In fact, just the night before, as our hosts for the evening were showing my wife Martie and me around their beautiful home, they drew our attention to a gorgeous bowl of alabaster fruit. They talked about how valuable it was to them, not only because of its beauty and rarity, but also because of the memories that were associated with the piece.
Which made my klutzy moment early the next morning all the more distressing. In my pre-coffee fog, I walked by the table and knocked the alabaster banana to the floor, breaking it in half. Immediately, the dark side of my fallen heart began to think how I could get out of this jam. It was a clean break, and perhaps if I put it back into the bowl carefully the two halves would look like their original form. Weeks later when they would discover the broken banana, they would no doubt blame it on their kids, and we would be long gone.
In the end, the bright side of my redeemed heart prevailed and I apologetically admitted, “I hate to tell you this, but I knocked your alabaster banana on the floor and it cracked in half.”

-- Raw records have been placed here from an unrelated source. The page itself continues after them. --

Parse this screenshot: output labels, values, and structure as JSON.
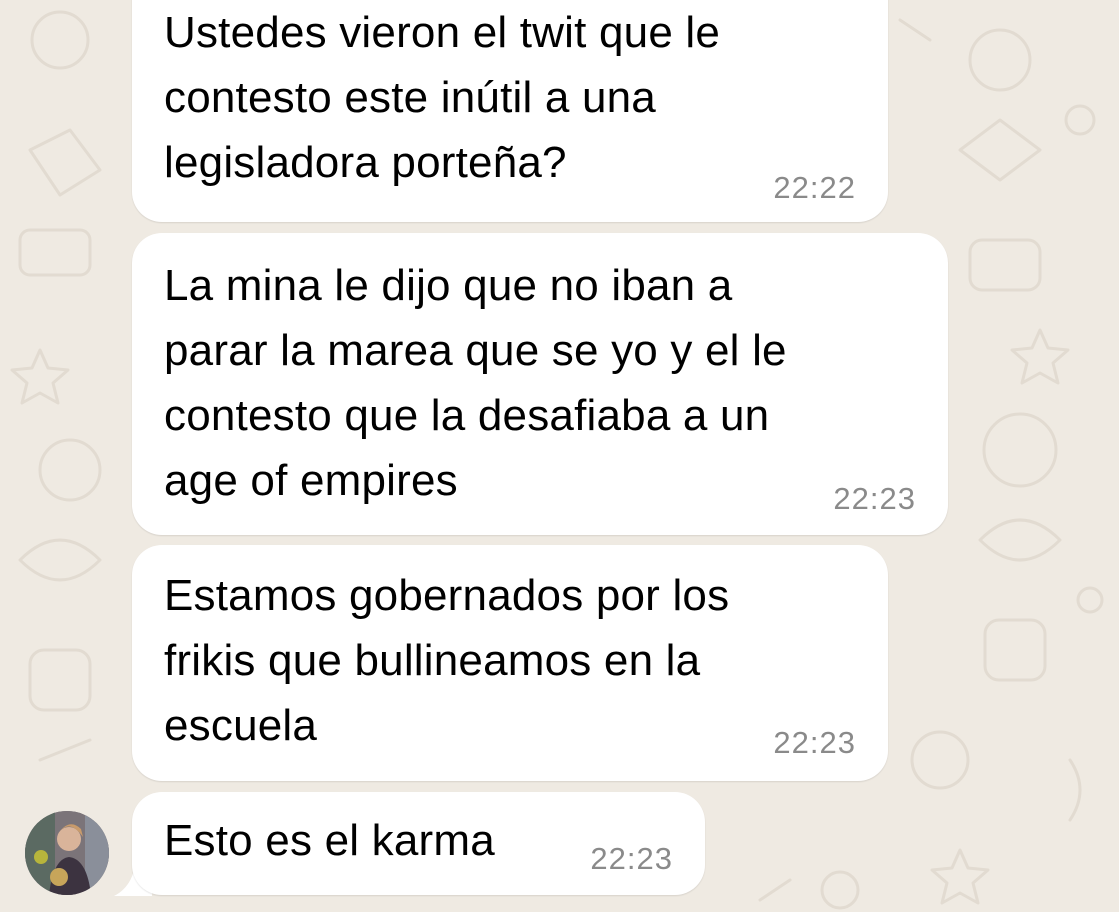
{
  "chat": {
    "messages": [
      {
        "text": "Ustedes vieron el twit que le\ncontesto este inútil a una\nlegisladora porteña?",
        "time": "22:22"
      },
      {
        "text": "La mina le dijo que no iban a\nparar la marea que se yo y el le\ncontesto que la desafiaba a un\nage of empires",
        "time": "22:23"
      },
      {
        "text": "Estamos gobernados por los\nfrikis que bullineamos en la\nescuela",
        "time": "22:23"
      },
      {
        "text": "Esto es el karma",
        "time": "22:23"
      }
    ]
  },
  "colors": {
    "background": "#efeae2",
    "bubble": "#ffffff",
    "timestamp": "#8a8a8a",
    "text": "#000000"
  },
  "icons": {
    "avatar": "sender-avatar-photo",
    "wallpaper": "doodle-pattern"
  }
}
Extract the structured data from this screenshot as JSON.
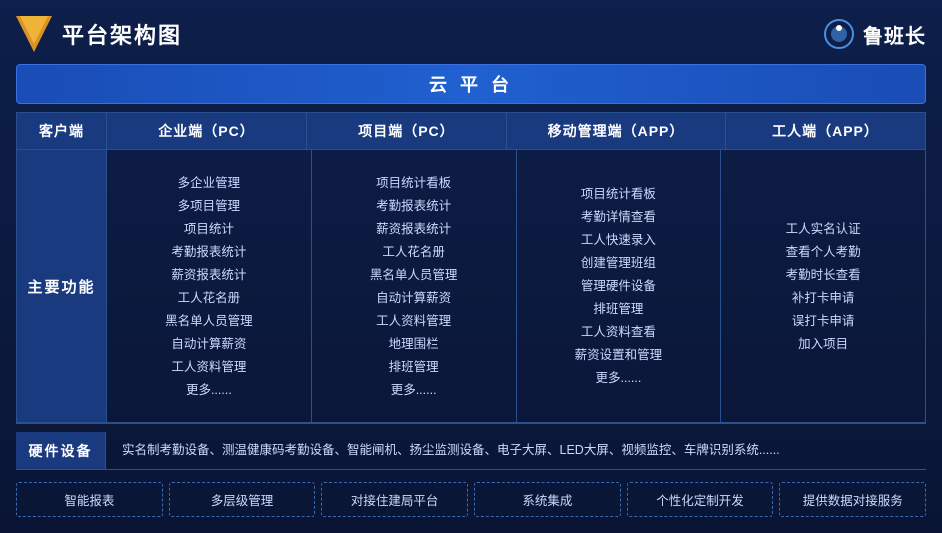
{
  "header": {
    "title": "平台架构图",
    "brand_name": "鲁班长"
  },
  "cloud_platform": {
    "label": "云 平 台"
  },
  "columns": [
    {
      "id": "client",
      "label": "客户端"
    },
    {
      "id": "enterprise",
      "label": "企业端（PC）"
    },
    {
      "id": "project",
      "label": "项目端（PC）"
    },
    {
      "id": "mobile",
      "label": "移动管理端（APP）"
    },
    {
      "id": "worker",
      "label": "工人端（APP）"
    }
  ],
  "main_functions": {
    "label": "主要功能",
    "enterprise_items": [
      "多企业管理",
      "多项目管理",
      "项目统计",
      "考勤报表统计",
      "薪资报表统计",
      "工人花名册",
      "黑名单人员管理",
      "自动计算薪资",
      "工人资料管理",
      "更多......"
    ],
    "project_items": [
      "项目统计看板",
      "考勤报表统计",
      "薪资报表统计",
      "工人花名册",
      "黑名单人员管理",
      "自动计算薪资",
      "工人资料管理",
      "地理围栏",
      "排班管理",
      "更多......"
    ],
    "mobile_items": [
      "项目统计看板",
      "考勤详情查看",
      "工人快速录入",
      "创建管理班组",
      "管理硬件设备",
      "排班管理",
      "工人资料查看",
      "薪资设置和管理",
      "更多......"
    ],
    "worker_items": [
      "工人实名认证",
      "查看个人考勤",
      "考勤时长查看",
      "补打卡申请",
      "误打卡申请",
      "加入项目"
    ]
  },
  "hardware": {
    "label": "硬件设备",
    "content": "实名制考勤设备、测温健康码考勤设备、智能闸机、扬尘监测设备、电子大屏、LED大屏、视频监控、车牌识别系统......"
  },
  "tags": [
    "智能报表",
    "多层级管理",
    "对接住建局平台",
    "系统集成",
    "个性化定制开发",
    "提供数据对接服务"
  ]
}
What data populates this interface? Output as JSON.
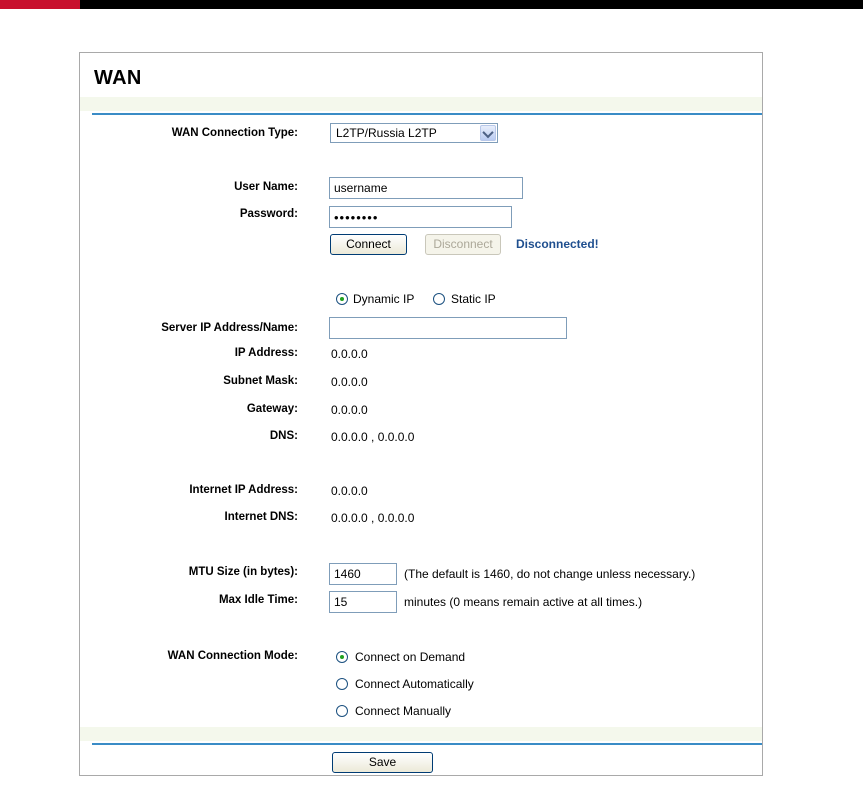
{
  "page": {
    "title": "WAN"
  },
  "wan_type": {
    "label": "WAN Connection Type:",
    "selected": "L2TP/Russia L2TP"
  },
  "user_name": {
    "label": "User Name:",
    "value": "username"
  },
  "password": {
    "label": "Password:",
    "value": "••••••••"
  },
  "connect_button": "Connect",
  "disconnect_button": "Disconnect",
  "connection_status": "Disconnected!",
  "ip_mode": {
    "dynamic": "Dynamic IP",
    "static": "Static IP",
    "selected": "Dynamic IP"
  },
  "server": {
    "label": "Server IP Address/Name:",
    "value": ""
  },
  "ip_address": {
    "label": "IP Address:",
    "value": "0.0.0.0"
  },
  "subnet_mask": {
    "label": "Subnet Mask:",
    "value": "0.0.0.0"
  },
  "gateway": {
    "label": "Gateway:",
    "value": "0.0.0.0"
  },
  "dns": {
    "label": "DNS:",
    "value": "0.0.0.0 , 0.0.0.0"
  },
  "internet_ip": {
    "label": "Internet IP Address:",
    "value": "0.0.0.0"
  },
  "internet_dns": {
    "label": "Internet DNS:",
    "value": "0.0.0.0 , 0.0.0.0"
  },
  "mtu": {
    "label": "MTU Size (in bytes):",
    "value": "1460",
    "hint": "(The default is 1460, do not change unless necessary.)"
  },
  "max_idle": {
    "label": "Max Idle Time:",
    "value": "15",
    "hint": "minutes (0 means remain active at all times.)"
  },
  "connection_mode": {
    "label": "WAN Connection Mode:",
    "options": [
      "Connect on Demand",
      "Connect Automatically",
      "Connect Manually"
    ],
    "selected": "Connect on Demand"
  },
  "save_button": "Save",
  "colors": {
    "rule": "#3a8cc6",
    "band": "#f4f8ec",
    "status": "#1f4f8f",
    "brand_accent": "#c8102e"
  }
}
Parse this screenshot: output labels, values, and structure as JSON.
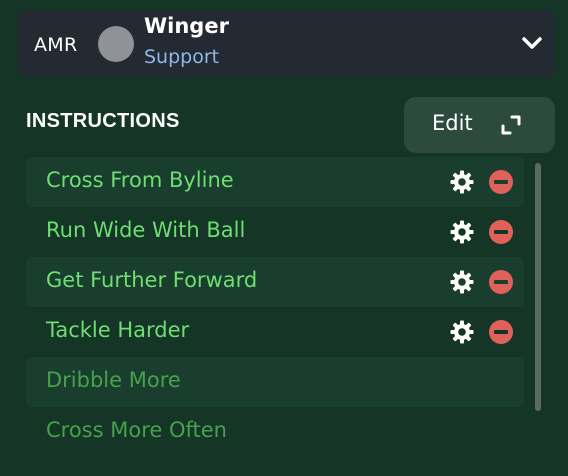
{
  "role": {
    "position": "AMR",
    "name": "Winger",
    "duty": "Support"
  },
  "instructions": {
    "title": "INSTRUCTIONS",
    "edit_label": "Edit",
    "items": [
      {
        "label": "Cross From Byline",
        "active": true
      },
      {
        "label": "Run Wide With Ball",
        "active": true
      },
      {
        "label": "Get Further Forward",
        "active": true
      },
      {
        "label": "Tackle Harder",
        "active": true
      },
      {
        "label": "Dribble More",
        "active": false
      },
      {
        "label": "Cross More Often",
        "active": false
      }
    ]
  },
  "colors": {
    "background": "#153527",
    "active_text": "#6ede72",
    "inactive_text": "#47a04b",
    "remove": "#e0605a",
    "duty_text": "#8fb7ec"
  },
  "icons": [
    "chevron-down-icon",
    "expand-icon",
    "gear-icon",
    "remove-icon"
  ]
}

I’ll never forget my friend’s reply.
“That’s all right, Joe, in our home people are more important than things.”
I was spared, but more importantly I was taught a great lesson.
In fact, that is exactly how God feels! With Him, people and their needs have always trumped everything else. Jesus made this very clear in His teachings and actions, but perhaps most profoundly in the familiar story of the prodigal son. When He told the story, He was surrounded by tax collectors, women of ill repute, and various other “sinners.” On the fringes of this crowd of outcasts, the Pharisees and teachers of the law stood muttering and grumbling about Christ’s apparent penchant for the unsavory characters of their day. So Jesus proceeded to tell these stories highlighting a lost sheep, a lost coin, and then a lost son. Each parable focuses intently on the passion God has for people as He actively seeks after us and then rejoices when, at last, we turn to Him and are found.
Pointing directly at the Pharisees with His words, the parable of the lost son concludes with the spotlight turned on a disgruntled older brother who is hung up on the “things” that have been lost—the family reputation, dignity, and most likely a sizable portion of the family inheritance. Viewed from his perspective, the father’s expenditures on a wayward son are wasteful and even unfair.
But Jesus, reflecting the heart of His Father in the closing words of the parable, points out that in God’s household people matter most. Not just “cleaned-up” people. Not just “churchy” people. But people who desperately need to hear that God loves them enough to forgive them of their sin, free them of their addictions, and find them at their point of darkest need. People matter most.
So when we look into the mirror of God’s Word, we have to ask ourselves: What matters most in our lives? Our possessions? Our personal preferences? Our perspectives on how people should act and think? Our plans? Our personal pride and reputation? Our rules? Or do the needs and nurture of people matter most?
My friend with the alabaster bowl got it right—people matter most. And Jesus has shown us the way!
- List a few of the priorities in your life (prized possessions, family, friends, schooling, career, church responsibilities, dreams, desires, etc.). Take a few minutes to honestly rank them according to how you have been living.
- Now go back over that list and rank each category in the order it would appear if you lived to make people matter most based on God’s Word and His priorities.
- What are some steps you can take today to realign your priorities and reflect the truth that people matter most? Make a plan and pray that God will give you the opportunity to convince someone that he or she matters most to you and to God.